Ohio's Patch in the Same-Sex Marriage Quilt

Since the SCOTUS decisions in United States -v- Windsor and Hollingsworth -v- Perry last summer, the civil rights push for same-sex marriage equality has picked-up momentum throughout the country.

State legislatures and federal bureaucrats have taken action across the land, as we noted at the Law Blogger here, here, here, and here.  State and federal judges are making decisions on a variety of same-sex marriage cases in the wake of the SCOTUS rulings on the issue; check-out our post on the same-sex adoption case pending in federal court in Detroit, here.

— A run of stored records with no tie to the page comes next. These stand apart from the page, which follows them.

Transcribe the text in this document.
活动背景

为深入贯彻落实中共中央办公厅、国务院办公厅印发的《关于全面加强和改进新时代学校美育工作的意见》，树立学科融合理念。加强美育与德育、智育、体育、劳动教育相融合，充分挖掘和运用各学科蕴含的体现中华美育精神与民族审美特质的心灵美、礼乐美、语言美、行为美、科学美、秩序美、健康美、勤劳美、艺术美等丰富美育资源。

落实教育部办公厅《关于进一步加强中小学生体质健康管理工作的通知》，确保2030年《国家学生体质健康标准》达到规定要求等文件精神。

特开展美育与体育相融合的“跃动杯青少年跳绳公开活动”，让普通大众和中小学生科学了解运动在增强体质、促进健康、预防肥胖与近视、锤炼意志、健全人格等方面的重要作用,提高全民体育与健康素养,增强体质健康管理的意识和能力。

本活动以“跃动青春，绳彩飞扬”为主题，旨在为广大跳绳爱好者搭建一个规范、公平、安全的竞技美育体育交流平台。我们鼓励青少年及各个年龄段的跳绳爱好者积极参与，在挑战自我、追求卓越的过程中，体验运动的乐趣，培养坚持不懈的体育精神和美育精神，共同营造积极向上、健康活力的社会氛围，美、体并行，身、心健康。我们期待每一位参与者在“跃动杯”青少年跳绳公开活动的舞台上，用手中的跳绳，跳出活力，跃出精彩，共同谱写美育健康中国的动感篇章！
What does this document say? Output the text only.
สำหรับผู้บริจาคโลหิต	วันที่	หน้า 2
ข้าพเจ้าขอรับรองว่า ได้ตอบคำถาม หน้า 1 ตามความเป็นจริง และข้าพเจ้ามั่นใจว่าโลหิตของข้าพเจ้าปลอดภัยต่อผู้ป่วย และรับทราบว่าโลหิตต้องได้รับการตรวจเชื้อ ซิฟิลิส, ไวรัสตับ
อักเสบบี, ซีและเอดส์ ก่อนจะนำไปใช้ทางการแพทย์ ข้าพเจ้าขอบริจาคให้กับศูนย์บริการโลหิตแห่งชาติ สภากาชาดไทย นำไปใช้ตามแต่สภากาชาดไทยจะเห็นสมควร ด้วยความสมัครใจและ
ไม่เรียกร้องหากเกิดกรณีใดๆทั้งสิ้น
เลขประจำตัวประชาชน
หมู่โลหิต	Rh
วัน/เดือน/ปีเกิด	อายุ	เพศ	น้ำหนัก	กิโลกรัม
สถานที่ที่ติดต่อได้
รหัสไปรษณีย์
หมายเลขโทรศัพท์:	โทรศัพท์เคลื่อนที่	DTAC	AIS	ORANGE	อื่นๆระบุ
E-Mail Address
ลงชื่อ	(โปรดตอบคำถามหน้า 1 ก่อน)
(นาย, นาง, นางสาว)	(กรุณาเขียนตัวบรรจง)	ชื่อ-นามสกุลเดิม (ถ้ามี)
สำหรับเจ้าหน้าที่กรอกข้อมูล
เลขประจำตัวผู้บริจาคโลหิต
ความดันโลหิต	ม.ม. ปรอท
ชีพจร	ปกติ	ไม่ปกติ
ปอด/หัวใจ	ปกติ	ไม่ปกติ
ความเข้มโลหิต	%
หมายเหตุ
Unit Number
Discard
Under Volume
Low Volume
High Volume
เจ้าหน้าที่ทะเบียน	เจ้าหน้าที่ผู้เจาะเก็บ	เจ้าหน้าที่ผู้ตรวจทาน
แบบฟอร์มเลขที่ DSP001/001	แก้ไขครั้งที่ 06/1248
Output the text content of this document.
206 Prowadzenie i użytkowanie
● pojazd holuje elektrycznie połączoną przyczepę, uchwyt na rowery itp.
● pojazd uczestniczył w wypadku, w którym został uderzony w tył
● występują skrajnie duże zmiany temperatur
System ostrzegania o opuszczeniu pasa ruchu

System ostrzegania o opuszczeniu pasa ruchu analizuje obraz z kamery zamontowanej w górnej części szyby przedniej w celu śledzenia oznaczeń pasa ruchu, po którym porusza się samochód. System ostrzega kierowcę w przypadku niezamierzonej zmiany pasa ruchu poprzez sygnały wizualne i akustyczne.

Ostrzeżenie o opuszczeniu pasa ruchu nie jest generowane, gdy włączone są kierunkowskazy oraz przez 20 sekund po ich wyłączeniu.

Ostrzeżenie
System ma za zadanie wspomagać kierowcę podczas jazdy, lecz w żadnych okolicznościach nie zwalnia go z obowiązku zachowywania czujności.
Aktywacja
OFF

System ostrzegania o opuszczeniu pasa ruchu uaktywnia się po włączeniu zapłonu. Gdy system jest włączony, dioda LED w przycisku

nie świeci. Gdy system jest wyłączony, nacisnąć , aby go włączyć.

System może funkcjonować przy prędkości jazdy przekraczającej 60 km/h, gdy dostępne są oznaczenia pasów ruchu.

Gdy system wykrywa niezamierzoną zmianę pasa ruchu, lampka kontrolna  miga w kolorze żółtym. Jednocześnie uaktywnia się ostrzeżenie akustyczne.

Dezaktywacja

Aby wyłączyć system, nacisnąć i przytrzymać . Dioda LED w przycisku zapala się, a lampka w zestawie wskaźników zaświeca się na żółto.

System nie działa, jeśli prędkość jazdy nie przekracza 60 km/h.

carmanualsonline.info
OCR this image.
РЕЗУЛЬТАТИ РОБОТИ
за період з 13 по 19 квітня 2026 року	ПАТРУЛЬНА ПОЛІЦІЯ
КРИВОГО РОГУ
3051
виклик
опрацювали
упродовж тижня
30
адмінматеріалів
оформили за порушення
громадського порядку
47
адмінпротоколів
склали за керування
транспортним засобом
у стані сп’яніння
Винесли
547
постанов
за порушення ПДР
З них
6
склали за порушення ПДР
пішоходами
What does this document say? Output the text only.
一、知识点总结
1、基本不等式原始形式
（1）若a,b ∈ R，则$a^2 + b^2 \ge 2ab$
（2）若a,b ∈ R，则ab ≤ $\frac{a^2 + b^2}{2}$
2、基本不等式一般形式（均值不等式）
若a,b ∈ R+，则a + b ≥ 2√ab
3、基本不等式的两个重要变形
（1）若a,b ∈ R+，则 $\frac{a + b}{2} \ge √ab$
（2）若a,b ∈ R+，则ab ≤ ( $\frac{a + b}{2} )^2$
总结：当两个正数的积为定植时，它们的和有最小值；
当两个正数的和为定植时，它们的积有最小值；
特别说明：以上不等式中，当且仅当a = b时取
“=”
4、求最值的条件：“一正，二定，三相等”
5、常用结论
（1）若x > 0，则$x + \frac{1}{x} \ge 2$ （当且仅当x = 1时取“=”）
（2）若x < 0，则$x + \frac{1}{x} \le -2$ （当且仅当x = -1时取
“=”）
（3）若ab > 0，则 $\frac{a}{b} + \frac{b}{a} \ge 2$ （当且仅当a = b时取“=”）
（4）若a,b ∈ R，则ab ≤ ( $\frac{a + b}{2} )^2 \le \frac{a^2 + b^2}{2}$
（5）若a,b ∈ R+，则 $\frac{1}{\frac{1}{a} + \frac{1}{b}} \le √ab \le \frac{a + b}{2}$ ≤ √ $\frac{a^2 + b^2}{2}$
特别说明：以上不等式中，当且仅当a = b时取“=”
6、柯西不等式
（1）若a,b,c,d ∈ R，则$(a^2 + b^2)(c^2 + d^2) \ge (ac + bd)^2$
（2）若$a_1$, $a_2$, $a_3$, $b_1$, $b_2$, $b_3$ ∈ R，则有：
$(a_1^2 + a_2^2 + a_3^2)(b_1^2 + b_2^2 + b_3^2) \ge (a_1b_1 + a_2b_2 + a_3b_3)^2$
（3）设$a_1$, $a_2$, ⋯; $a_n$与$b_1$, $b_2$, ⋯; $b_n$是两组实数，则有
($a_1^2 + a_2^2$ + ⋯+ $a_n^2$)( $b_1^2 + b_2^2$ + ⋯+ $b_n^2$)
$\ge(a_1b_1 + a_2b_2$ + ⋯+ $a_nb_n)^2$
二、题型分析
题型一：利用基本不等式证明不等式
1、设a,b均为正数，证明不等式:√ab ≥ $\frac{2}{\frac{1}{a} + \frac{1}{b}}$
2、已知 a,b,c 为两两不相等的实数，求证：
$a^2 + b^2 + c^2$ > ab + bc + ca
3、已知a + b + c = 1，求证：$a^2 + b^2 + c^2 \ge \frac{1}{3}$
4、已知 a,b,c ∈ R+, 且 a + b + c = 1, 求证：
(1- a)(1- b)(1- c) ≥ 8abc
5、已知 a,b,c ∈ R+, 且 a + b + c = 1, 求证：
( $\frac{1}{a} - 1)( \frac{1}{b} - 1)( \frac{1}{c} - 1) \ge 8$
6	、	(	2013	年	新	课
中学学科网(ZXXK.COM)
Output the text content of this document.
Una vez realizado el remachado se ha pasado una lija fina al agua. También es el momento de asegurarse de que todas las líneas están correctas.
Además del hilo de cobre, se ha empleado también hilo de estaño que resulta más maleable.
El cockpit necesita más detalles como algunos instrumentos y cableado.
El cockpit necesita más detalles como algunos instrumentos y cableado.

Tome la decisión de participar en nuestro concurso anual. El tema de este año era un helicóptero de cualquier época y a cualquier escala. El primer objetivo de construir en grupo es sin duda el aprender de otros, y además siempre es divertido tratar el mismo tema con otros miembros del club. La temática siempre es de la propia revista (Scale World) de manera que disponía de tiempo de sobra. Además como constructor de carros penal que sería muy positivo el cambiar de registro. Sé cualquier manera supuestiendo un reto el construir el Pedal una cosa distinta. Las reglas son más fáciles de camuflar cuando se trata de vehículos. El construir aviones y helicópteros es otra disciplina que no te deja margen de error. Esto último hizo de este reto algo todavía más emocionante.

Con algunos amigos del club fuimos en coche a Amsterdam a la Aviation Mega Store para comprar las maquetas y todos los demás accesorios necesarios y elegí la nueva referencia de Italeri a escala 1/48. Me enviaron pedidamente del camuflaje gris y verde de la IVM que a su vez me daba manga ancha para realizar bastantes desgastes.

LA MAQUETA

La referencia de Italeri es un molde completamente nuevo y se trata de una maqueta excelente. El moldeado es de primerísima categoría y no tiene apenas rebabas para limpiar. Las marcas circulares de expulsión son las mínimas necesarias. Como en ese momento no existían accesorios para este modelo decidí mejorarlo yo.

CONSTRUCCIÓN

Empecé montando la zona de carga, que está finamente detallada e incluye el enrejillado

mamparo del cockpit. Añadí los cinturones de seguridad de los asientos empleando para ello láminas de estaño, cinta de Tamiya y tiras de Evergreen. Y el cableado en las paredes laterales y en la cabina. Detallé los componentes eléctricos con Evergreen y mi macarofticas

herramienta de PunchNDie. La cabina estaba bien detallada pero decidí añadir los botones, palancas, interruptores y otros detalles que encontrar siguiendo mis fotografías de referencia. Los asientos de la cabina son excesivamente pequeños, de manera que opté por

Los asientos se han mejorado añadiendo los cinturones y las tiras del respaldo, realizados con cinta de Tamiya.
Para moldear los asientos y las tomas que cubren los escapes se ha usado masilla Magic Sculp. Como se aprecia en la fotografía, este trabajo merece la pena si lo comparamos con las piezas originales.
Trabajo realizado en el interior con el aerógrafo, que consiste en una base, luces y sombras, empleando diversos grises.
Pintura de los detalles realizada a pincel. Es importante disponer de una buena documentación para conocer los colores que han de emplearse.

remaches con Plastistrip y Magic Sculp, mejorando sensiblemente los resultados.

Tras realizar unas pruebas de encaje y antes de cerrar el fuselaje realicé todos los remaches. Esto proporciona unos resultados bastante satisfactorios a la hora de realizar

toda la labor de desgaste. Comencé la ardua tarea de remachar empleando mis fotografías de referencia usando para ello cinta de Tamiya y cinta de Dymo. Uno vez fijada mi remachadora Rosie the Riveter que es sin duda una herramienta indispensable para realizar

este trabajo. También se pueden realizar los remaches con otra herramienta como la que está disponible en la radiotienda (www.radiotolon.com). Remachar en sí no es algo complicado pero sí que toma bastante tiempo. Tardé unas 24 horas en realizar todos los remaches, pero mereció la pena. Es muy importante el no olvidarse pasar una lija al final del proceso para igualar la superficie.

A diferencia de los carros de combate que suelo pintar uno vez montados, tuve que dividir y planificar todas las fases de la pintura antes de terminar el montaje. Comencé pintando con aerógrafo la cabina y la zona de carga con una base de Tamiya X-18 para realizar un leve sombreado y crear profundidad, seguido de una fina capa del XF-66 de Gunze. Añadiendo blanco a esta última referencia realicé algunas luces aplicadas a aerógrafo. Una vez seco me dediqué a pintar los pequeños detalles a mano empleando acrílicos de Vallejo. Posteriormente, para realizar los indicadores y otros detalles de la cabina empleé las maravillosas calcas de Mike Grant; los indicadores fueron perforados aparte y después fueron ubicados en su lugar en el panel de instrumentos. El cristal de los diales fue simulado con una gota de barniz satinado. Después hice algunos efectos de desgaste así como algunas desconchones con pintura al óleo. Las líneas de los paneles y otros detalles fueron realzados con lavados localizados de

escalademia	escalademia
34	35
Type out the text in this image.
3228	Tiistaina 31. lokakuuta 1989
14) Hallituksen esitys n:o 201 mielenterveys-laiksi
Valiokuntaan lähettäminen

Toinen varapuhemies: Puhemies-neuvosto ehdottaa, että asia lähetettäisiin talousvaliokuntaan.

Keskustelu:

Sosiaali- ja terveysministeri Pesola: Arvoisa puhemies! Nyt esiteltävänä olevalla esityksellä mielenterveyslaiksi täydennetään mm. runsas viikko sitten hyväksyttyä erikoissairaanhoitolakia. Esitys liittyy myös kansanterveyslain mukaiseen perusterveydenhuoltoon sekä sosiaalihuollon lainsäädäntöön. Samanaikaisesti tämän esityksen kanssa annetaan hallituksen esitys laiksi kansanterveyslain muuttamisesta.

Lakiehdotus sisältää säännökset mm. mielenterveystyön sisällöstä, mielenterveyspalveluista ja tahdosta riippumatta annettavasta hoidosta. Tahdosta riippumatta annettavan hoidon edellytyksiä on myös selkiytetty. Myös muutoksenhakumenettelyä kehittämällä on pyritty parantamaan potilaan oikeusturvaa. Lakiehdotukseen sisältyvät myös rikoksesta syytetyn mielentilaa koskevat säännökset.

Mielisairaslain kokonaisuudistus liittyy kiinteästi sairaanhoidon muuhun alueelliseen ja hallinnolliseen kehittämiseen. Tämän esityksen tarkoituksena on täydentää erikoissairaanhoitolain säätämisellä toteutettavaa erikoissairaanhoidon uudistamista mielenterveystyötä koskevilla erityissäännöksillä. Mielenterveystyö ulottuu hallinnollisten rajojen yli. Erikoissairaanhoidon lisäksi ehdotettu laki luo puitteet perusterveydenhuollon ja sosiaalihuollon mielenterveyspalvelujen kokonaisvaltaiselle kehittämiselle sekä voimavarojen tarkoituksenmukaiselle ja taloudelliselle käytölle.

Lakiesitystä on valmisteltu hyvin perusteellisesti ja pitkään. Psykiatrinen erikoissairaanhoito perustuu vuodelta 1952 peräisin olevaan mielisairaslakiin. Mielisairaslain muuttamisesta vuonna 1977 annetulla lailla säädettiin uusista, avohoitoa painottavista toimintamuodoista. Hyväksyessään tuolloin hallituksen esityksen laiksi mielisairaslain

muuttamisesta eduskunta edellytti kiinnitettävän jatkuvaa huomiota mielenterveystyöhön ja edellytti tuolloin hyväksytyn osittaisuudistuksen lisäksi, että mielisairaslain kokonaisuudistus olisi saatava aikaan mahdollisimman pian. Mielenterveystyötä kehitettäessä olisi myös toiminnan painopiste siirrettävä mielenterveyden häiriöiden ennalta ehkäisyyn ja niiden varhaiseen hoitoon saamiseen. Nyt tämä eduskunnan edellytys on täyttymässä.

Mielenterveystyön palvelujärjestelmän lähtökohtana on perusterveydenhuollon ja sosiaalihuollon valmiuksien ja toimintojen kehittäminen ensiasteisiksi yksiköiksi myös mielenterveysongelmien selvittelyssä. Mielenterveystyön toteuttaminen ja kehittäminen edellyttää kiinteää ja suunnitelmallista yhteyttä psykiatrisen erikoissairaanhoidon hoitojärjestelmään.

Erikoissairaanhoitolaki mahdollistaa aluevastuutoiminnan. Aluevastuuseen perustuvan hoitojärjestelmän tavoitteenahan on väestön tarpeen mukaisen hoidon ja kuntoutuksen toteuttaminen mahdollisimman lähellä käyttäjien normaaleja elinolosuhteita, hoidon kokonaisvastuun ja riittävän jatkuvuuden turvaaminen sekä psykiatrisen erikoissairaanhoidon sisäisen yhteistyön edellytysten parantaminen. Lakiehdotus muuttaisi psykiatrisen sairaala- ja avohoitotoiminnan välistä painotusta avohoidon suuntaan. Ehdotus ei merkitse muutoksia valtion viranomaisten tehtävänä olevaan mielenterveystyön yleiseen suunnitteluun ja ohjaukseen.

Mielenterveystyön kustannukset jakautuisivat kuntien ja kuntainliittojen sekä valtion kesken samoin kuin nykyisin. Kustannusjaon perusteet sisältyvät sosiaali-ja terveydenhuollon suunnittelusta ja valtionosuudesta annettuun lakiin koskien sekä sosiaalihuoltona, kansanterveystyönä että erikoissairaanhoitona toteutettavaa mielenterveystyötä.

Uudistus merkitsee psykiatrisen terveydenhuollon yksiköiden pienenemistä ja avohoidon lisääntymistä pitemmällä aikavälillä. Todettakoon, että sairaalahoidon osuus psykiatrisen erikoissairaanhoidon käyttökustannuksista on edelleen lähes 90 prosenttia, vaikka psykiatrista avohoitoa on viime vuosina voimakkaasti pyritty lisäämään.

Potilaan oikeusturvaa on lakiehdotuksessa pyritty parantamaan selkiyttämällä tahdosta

Now Ohio has a contribution through a federal judge's ruling on Friday in a case involving who can be named on a decedent's death certificate as a surviving spouse.

The cases involve two gay couples from Cincinnati who were married in states that recognized gay marriage.  Each couple lost a partner; the surviving partner sought to be named on their decedent's death certificate for practical purposes such as burial, as well as for symbolic reasons.

The funeral director was added strategically as a plaintiff; his attorneys requested that the chief of Ohio's health department be ordered to instruct all funeral directors and coroners to list same-sex surviving spouses on death certificates.  Attorneys for the State of Ohio sought to have the funeral director removed as a party to the civil rights litigation.

The federal judge's ruling is significant to the extent that it allowed the funeral director to remain a party in the case thereby making the judge's ultimate decision in the case applicable to all same-sex married couples in Ohio and other states.

Regardless of the final decision of the federal district court judge in this case, like the same-sex adoption case currently pending here in Michigan, these matters will be appealed to the United States Sixth Circuit Court of Appeals and then, possibly on to the SCOTUS.  We here at the Law Blogger see these separate cases, percolating up from adjacent states at the same time, as potential for consolidation when and if they are considered by the SCOTUS in the not-so-distant future.